Stanichar looks forward to the return of longtime musicians not only from the Worthington area, but also from Sioux Falls, SD, and the surrounding area.
“We even have a lumber player who is from Cedar Rapids, Iowa,” Stanichar said.
“And some former WASO musicians who are now university students will come back to join us; our management team do an incredible job of keeping in touch with everyone.
Stanichar and Stewart are hoping the dozens of people who are used to attending the band’s concerts in town on Wednesday nights plan to extend their musical evenings in the park for one more week to attend the Red event, White and Boom by WASO.
“Ride a bike or walk, come and cheer and don’t worry about getting dressed,” Stanichar suggested.

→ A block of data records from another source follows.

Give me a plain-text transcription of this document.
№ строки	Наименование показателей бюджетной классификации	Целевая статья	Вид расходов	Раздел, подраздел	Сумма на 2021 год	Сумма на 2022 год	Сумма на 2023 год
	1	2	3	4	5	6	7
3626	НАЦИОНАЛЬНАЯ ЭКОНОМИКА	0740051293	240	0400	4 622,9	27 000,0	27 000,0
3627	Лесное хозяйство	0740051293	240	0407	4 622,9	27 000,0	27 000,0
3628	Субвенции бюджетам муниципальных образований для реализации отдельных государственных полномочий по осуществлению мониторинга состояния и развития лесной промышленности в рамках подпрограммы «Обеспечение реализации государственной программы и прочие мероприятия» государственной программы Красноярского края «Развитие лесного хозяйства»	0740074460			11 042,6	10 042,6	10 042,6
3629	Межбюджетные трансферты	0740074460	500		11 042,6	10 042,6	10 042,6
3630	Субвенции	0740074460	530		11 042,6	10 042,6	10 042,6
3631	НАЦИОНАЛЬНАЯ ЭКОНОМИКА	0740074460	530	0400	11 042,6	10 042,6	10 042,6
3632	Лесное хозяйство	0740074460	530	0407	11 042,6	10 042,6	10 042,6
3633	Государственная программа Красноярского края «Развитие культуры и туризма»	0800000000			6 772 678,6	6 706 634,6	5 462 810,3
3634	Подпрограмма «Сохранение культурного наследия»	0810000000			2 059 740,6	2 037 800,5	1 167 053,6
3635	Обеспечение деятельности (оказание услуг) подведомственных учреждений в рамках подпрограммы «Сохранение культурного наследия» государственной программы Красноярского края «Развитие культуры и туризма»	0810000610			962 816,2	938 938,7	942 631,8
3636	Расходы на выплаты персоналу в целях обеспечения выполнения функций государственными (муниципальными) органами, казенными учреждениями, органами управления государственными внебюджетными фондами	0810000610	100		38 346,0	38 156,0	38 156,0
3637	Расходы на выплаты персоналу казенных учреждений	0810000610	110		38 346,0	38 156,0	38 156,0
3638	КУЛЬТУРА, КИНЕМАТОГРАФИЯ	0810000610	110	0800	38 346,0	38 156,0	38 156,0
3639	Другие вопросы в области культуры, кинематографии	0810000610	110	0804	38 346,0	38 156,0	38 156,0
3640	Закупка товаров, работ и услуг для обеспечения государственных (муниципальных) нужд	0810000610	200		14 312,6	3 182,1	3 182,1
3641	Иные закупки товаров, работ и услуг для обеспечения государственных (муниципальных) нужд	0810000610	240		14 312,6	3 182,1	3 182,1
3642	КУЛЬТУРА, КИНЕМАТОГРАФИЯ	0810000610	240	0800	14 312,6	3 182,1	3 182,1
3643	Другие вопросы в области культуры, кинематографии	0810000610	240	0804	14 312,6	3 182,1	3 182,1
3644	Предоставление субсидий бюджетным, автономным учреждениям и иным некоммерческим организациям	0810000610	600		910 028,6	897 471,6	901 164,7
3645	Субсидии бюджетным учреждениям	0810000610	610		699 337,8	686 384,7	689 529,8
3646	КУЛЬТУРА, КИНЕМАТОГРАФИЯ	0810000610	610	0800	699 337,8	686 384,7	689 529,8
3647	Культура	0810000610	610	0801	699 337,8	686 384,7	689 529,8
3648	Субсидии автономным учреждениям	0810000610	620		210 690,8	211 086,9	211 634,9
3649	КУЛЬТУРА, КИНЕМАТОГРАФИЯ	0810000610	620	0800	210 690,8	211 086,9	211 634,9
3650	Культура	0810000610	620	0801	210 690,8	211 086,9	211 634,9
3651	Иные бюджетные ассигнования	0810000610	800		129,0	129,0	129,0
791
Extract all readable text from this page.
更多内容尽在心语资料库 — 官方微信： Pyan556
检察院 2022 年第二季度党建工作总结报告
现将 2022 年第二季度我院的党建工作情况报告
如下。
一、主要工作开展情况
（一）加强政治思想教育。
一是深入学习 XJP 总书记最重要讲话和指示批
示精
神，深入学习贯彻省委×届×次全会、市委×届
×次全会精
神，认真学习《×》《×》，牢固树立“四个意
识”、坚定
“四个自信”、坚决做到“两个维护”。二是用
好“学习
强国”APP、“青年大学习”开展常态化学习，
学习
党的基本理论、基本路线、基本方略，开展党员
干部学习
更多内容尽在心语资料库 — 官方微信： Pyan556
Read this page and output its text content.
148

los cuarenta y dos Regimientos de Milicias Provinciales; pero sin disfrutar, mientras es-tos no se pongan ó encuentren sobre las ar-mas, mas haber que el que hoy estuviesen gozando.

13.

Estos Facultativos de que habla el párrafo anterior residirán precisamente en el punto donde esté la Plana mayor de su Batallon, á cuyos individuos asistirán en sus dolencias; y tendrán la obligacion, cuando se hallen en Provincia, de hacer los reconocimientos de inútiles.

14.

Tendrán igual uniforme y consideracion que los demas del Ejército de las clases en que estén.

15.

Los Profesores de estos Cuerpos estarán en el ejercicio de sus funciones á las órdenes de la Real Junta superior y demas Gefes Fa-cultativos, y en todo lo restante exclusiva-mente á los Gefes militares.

“It’s a celebration of music in all its forms – marches, jazz, Hollywood – and it will be a fun time for all of the family to sit back and relax while enjoying the crickets, the beautiful lake view and music. ”
The Worthington Area Symphony Orchestra performs at 7:30 p.m. on Wednesday, July 28 at Centennial Park in Worthington. The concert is free and open to the public. In case of bad weather, the concert will take place at the Memorial Auditorium Performing Arts Center.